In 1981, the incoming administration led by Ronald Reagan decided to avoid a direct confrontation with the miners during a 72-day strike involving 160,000 miners, fearing they were too militant and would stifle plans for a national union-busting effort.

That same year, Richard Trumka was brought into UMWA leadership. In 1982, he became president of the union, and launched a ruthless campaign to break the back of rank-and-file miners’ opposition. Control over locals was reasserted through violence, victimization and strikebreaking. The tradition of “no contract, no work” whereby miners would strike nationally in solidarity with local strikes, was ended and replaced with “selective strikes.” The UMWA forcibly attempted to put an end to wildcats.

The efforts to reform the unions were unsuccessful as workers confronted an entrenched bureaucracy, allied with the state and the Democratic Party, and prepared to use violence to crush dissent. As a result, the membership of the UMWA was reduced from 100,000 at the time Trumka took over to 35,000 today. The social conditions in mining areas are deplorable, with unemployment rampant. Hatred for the Democratic Party in these regions is so deep that once solidly blue counties now vote overwhelmingly for the Republican Party.

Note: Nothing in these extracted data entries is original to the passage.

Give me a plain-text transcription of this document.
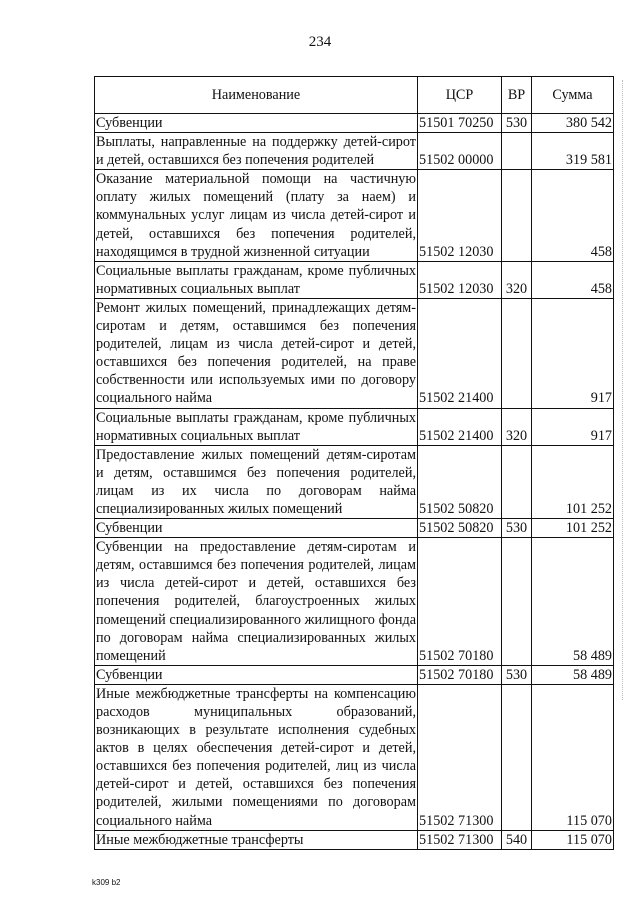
234
Наименование	ЦСР	ВР	Сумма
Субвенции	51501 70250	530	380 542
Выплаты, направленные на поддержку детей-сирот и детей, оставшихся без попечения родителей	51502 00000		319 581
Оказание материальной помощи на частичную оплату жилых помещений (плату за наем) и коммунальных услуг лицам из числа детей-сирот и детей, оставшихся без попечения родителей, находящимся в трудной жизненной ситуации	51502 12030		458
Социальные выплаты гражданам, кроме публичных нормативных социальных выплат	51502 12030	320	458
Ремонт жилых помещений, принадлежащих детям-сиротам и детям, оставшимся без попечения родителей, лицам из числа детей-сирот и детей, оставшихся без попечения родителей, на праве собственности или используемых ими по договору социального найма	51502 21400		917
Социальные выплаты гражданам, кроме публичных нормативных социальных выплат	51502 21400	320	917
Предоставление жилых помещений детям-сиротам и детям, оставшимся без попечения родителей, лицам из их числа по договорам найма специализированных жилых помещений	51502 50820		101 252
Субвенции	51502 50820	530	101 252
Субвенции на предоставление детям-сиротам и детям, оставшимся без попечения родителей, лицам из числа детей-сирот и детей, оставшихся без попечения родителей, благоустроенных жилых помещений специализированного жилищного фонда по договорам найма специализированных жилых помещений	51502 70180		58 489
Субвенции	51502 70180	530	58 489
Иные межбюджетные трансферты на компенсацию расходов муниципальных образований, возникающих в результате исполнения судебных актов в целях обеспечения детей-сирот и детей, оставшихся без попечения родителей, лиц из числа детей-сирот и детей, оставшихся без попечения родителей, жилыми помещениями по договорам социального найма	51502 71300		115 070
Иные межбюджетные трансферты	51502 71300	540	115 070
k309 b2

Trumka was rewarded for crushing opposition in the UMWA by his selection as president of the AFL-CIO. He turned leadership of the UMWA over to his crony Cecil Roberts, another autocratic “president for life.” By legitimizing the use of violence against opponents of the bureaucracy today, the DSA endorses the decades-long efforts by the bureaucracy to stifle reform in the UMWA and suppress the class struggle through force.

Oppose UMWA slanders against the miners! Defend the Warrior Met strike!

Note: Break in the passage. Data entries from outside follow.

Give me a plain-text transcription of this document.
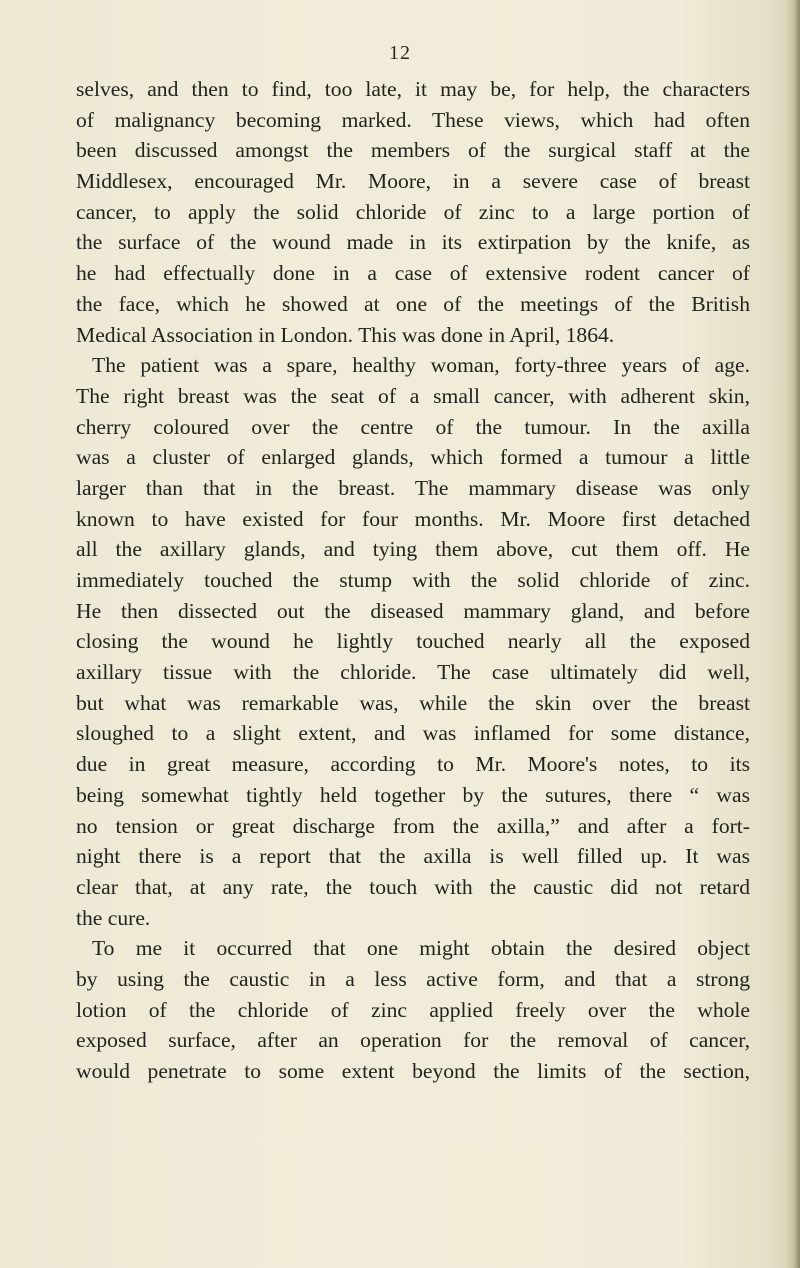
12
selves, and then to find, too late, it may be, for help, the characters
of malignancy becoming marked. These views, which had often
been discussed amongst the members of the surgical staff at the
Middlesex, encouraged Mr. Moore, in a severe case of breast
cancer, to apply the solid chloride of zinc to a large portion of
the surface of the wound made in its extirpation by the knife, as
he had effectually done in a case of extensive rodent cancer of
the face, which he showed at one of the meetings of the British
Medical Association in London. This was done in April, 1864.
The patient was a spare, healthy woman, forty-three years of age.
The right breast was the seat of a small cancer, with adherent skin,
cherry coloured over the centre of the tumour. In the axilla
was a cluster of enlarged glands, which formed a tumour a little
larger than that in the breast. The mammary disease was only
known to have existed for four months. Mr. Moore first detached
all the axillary glands, and tying them above, cut them off. He
immediately touched the stump with the solid chloride of zinc.
He then dissected out the diseased mammary gland, and before
closing the wound he lightly touched nearly all the exposed
axillary tissue with the chloride. The case ultimately did well,
but what was remarkable was, while the skin over the breast
sloughed to a slight extent, and was inflamed for some distance,
due in great measure, according to Mr. Moore's notes, to its
being somewhat tightly held together by the sutures, there “ was
no tension or great discharge from the axilla,” and after a fort-
night there is a report that the axilla is well filled up. It was
clear that, at any rate, the touch with the caustic did not retard
the cure.
To me it occurred that one might obtain the desired object
by using the caustic in a less active form, and that a strong
lotion of the chloride of zinc applied freely over the whole
exposed surface, after an operation for the removal of cancer,
would penetrate to some extent beyond the limits of the section,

The assault took place because the union executives are sensitive to the growing social discontent among Warrior Met strikers to forty years of betrayal by the UMWA and AFL-CIO.

In the last several weeks, workers in critical industries have begun to fight against corporate exploitation and the massive levels of wealth accumulated by the capitalist class during a pandemic that has left over 3 million dead worldwide. Autoworkers at Volvo in Virginia, nurses in Massachusetts, home care workers in Connecticut and auto parts workers at Nexteer in Michigan have initiated strikes or authorized strike action, as have autoworkers in India, where the deadly coronavirus is spreading through the factories like wildfire.

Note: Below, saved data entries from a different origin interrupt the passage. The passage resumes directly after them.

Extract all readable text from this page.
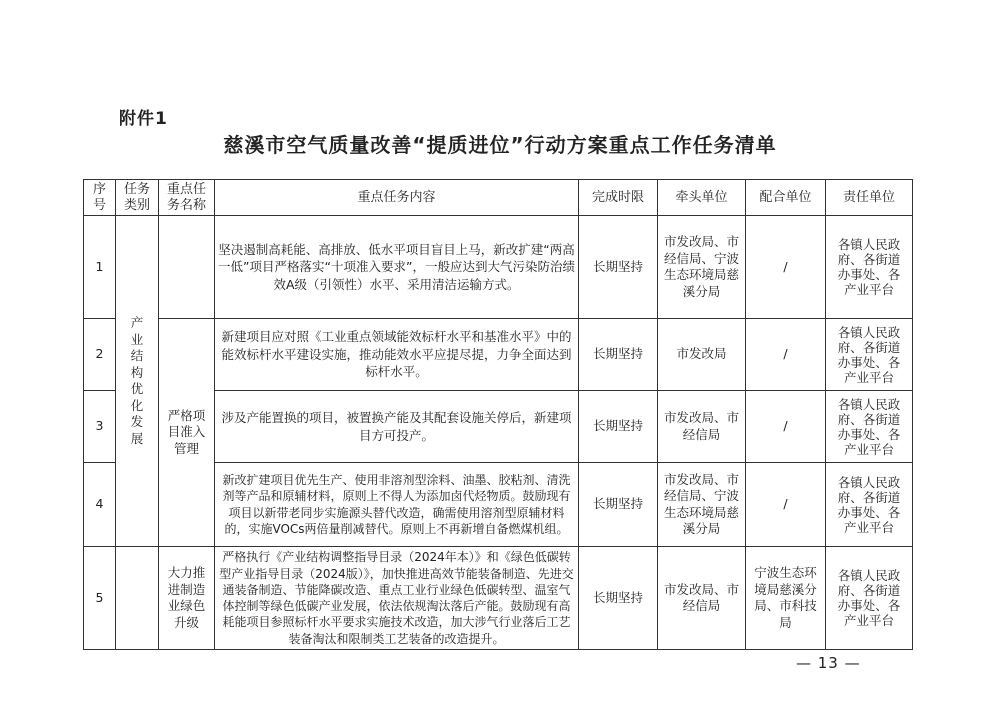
附件1
慈溪市空气质量改善“提质进位”行动方案重点工作任务清单
序号	任务类别	重点任务名称	重点任务内容	完成时限	牵头单位	配合单位	责任单位
1	产业结构优化发展		坚决遏制高耗能、高排放、低水平项目盲目上马，新改扩建“两高一低”项目严格落实“十项准入要求”，一般应达到大气污染防治绩效A级（引领性）水平、采用清洁运输方式。	长期坚持	市发改局、市经信局、宁波生态环境局慈溪分局	/	各镇人民政府、各街道办事处、各产业平台
2		严格项目准入管理	新建项目应对照《工业重点领域能效标杆水平和基准水平》中的能效标杆水平建设实施，推动能效水平应提尽提，力争全面达到标杆水平。	长期坚持	市发改局	/	各镇人民政府、各街道办事处、各产业平台
3			涉及产能置换的项目，被置换产能及其配套设施关停后，新建项目方可投产。	长期坚持	市发改局、市经信局	/	各镇人民政府、各街道办事处、各产业平台
4			新改扩建项目优先生产、使用非溶剂型涂料、油墨、胶粘剂、清洗剂等产品和原辅材料，原则上不得人为添加卤代烃物质。鼓励现有项目以新带老同步实施源头替代改造，确需使用溶剂型原辅材料的，实施VOCs两倍量削减替代。原则上不再新增自备燃煤机组。	长期坚持	市发改局、市经信局、宁波生态环境局慈溪分局	/	各镇人民政府、各街道办事处、各产业平台
5		大力推进制造业绿色升级	严格执行《产业结构调整指导目录（2024年本）》和《绿色低碳转型产业指导目录（2024版）》，加快推进高效节能装备制造、先进交通装备制造、节能降碳改造、重点工业行业绿色低碳转型、温室气体控制等绿色低碳产业发展，依法依规淘汰落后产能。鼓励现有高耗能项目参照标杆水平要求实施技术改造，加大涉气行业落后工艺装备淘汰和限制类工艺装备的改造提升。	长期坚持	市发改局、市经信局	宁波生态环境局慈溪分局、市科技局	各镇人民政府、各街道办事处、各产业平台
— 13 —
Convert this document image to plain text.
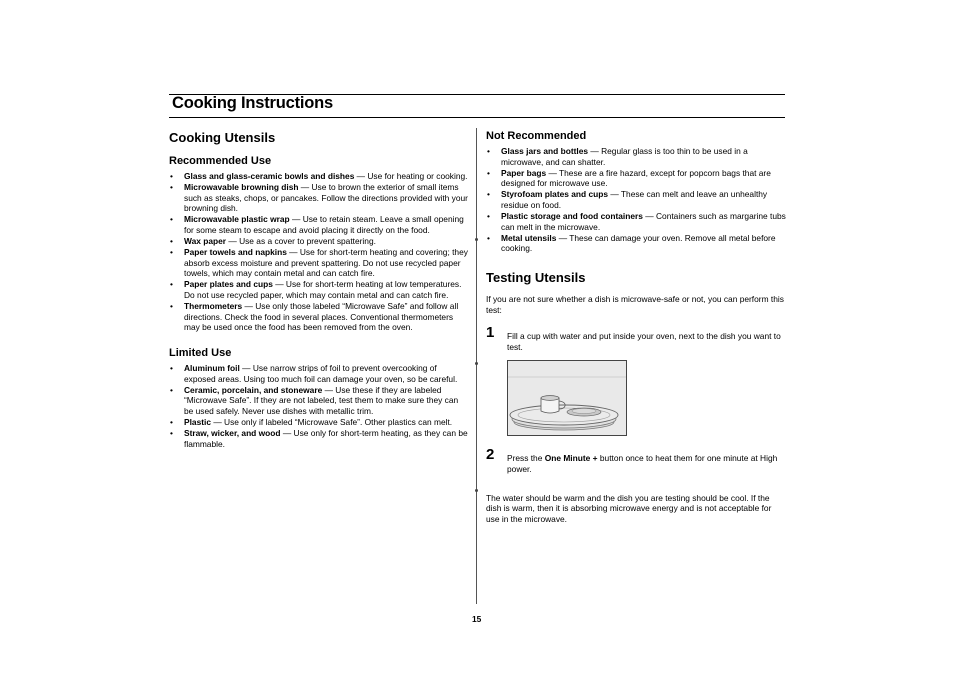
Cooking Instructions
Cooking Utensils
Recommended Use
• Glass and glass-ceramic bowls and dishes — Use for heating or cooking.
• Microwavable browning dish — Use to brown the exterior of small items such as steaks, chops, or pancakes. Follow the directions provided with your browning dish.
• Microwavable plastic wrap — Use to retain steam. Leave a small opening for some steam to escape and avoid placing it directly on the food.
• Wax paper — Use as a cover to prevent spattering.
• Paper towels and napkins — Use for short-term heating and covering; they absorb excess moisture and prevent spattering. Do not use recycled paper towels, which may contain metal and can catch fire.
• Paper plates and cups — Use for short-term heating at low temperatures. Do not use recycled paper, which may contain metal and can catch fire.
• Thermometers — Use only those labeled “Microwave Safe” and follow all directions. Check the food in several places. Conventional thermometers may be used once the food has been removed from the oven.
Limited Use
• Aluminum foil — Use narrow strips of foil to prevent overcooking of exposed areas. Using too much foil can damage your oven, so be careful.
• Ceramic, porcelain, and stoneware — Use these if they are labeled “Microwave Safe”. If they are not labeled, test them to make sure they can be used safely. Never use dishes with metallic trim.
• Plastic — Use only if labeled “Microwave Safe”. Other plastics can melt.
• Straw, wicker, and wood — Use only for short-term heating, as they can be flammable.
Not Recommended
• Glass jars and bottles — Regular glass is too thin to be used in a microwave, and can shatter.
• Paper bags — These are a fire hazard, except for popcorn bags that are designed for microwave use.
• Styrofoam plates and cups — These can melt and leave an unhealthy residue on food.
• Plastic storage and food containers — Containers such as margarine tubs can melt in the microwave.
• Metal utensils — These can damage your oven. Remove all metal before cooking.
Testing Utensils

If you are not sure whether a dish is microwave-safe or not, you can perform this test:

1 Fill a cup with water and put inside your oven, next to the dish you want to test.

2 Press the One Minute + button once to heat them for one minute at High power.

The water should be warm and the dish you are testing should be cool. If the dish is warm, then it is absorbing microwave energy and is not acceptable for use in the microwave.

15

In each case, the workers are constrained by the trade unions, whose job it is to isolate these struggles and prevent them from coalescing in a common movement of working people against the corporations. The UMWA’s thuggishness is a prime example of a universal phenomenon. The efforts by the UMWA and DSA to blame striking Alabama coal miners for the racist assault of the bureaucracy is part of the bureaucracy’s plan to break these struggles, isolate the strikers and end the strike on the company’s terms.

For this reason, coalminers everywhere and workers across industries must oppose the UMWA and its allies’ efforts to slander Warrior Met strikers as guilty of the crimes carried out by the bureaucracy. Workers in all industries must mobilize in defense of the Warrior Met strikers before the UMWA is able to break the strike and ram through another sellout contract.

This requires the formation of rank-and-file committees—organizational structures run democratically by the workers themselves to carry forward these struggles outside the control of gangsters in the UMWA leadership. These committees are based on the principle that workers must have organizational control over the conduct of their own struggles. This task is necessary in order to spread the strike, popularize its message and build an independent movement of the international working class for social equality.